How do you reassure your 7 year old that you WILL be safe, that you WILL return and that it’s not SCARY to go a place like Chad, when you’re not so sure yourself? As I’ve been focused on my never-ending packing list of water purification tablets and mosquito nets (we’re not at DreamWorks anymore Toto!) I’ve been trying not to think about the reality of this trip. Maybe I shouldn’t have watched “The Last King of Scotland” the other day or read the powerful story of the child soldiers in Africa. It’s really been the nights, those long quiet periods over the past month when my thoughts go to the “what-ifs.” And the thing that gets me is when well-meaning people say things like, “You’re so brave to go there!” I want to scream at the top of my lungs, “I’m NOT brave so maybe I’m not the right one to go!” But I am.
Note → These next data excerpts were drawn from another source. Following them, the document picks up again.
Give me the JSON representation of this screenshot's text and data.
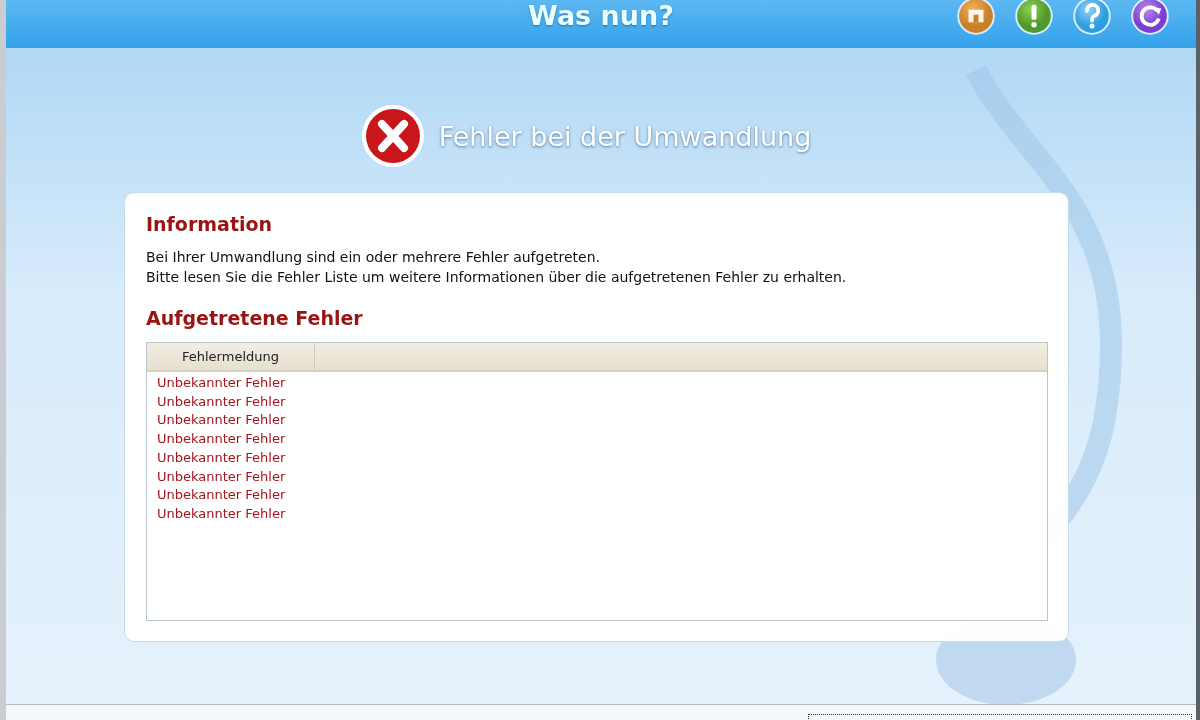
{
  "window": {
    "title": "Was nun?"
  },
  "toolbar": {
    "buttons": [
      {
        "kind": "home"
      },
      {
        "kind": "info"
      },
      {
        "kind": "help"
      },
      {
        "kind": "refresh"
      }
    ]
  },
  "heading": {
    "kind": "error",
    "text": "Fehler bei der Umwandlung"
  },
  "information": {
    "title": "Information",
    "lines": [
      "Bei Ihrer Umwandlung sind ein oder mehrere Fehler aufgetreten.",
      "Bitte lesen Sie die Fehler Liste um weitere Informationen über die aufgetretenen Fehler zu erhalten."
    ]
  },
  "errors": {
    "title": "Aufgetretene Fehler",
    "columns": [
      "Fehlermeldung"
    ],
    "rows": [
      [
        "Unbekannter Fehler"
      ],
      [
        "Unbekannter Fehler"
      ],
      [
        "Unbekannter Fehler"
      ],
      [
        "Unbekannter Fehler"
      ],
      [
        "Unbekannter Fehler"
      ],
      [
        "Unbekannter Fehler"
      ],
      [
        "Unbekannter Fehler"
      ],
      [
        "Unbekannter Fehler"
      ]
    ]
  }
}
The other thing that has me concerned is how this experience will affect my view of my own life in this city, in this community, when I return. How can one come back from seeing the kind of abject pain, poverty and injustice we will see and then return to driving carpool, listening to Radio Disney and mediating the never-ending battle over where we should go out to dinner? How will I be able to take the lessons learned and integrate them in a meaningful way, without judging or preaching to my family, my friends, my community?
This is a trip I never imagined I would take. I feel like I am being lead into a dark cave with absolutely no idea what or who is inside. I’m told this will be “life-changing,” and I supposed any new experience has that potential. But since I have absolutely no frame of reference, I have to just be open to soaking it all in and seeing where I come out on the other end. And hopefully, I will have done something meaningful for me, my family and my community. G-d Willing, tu, tu, tu.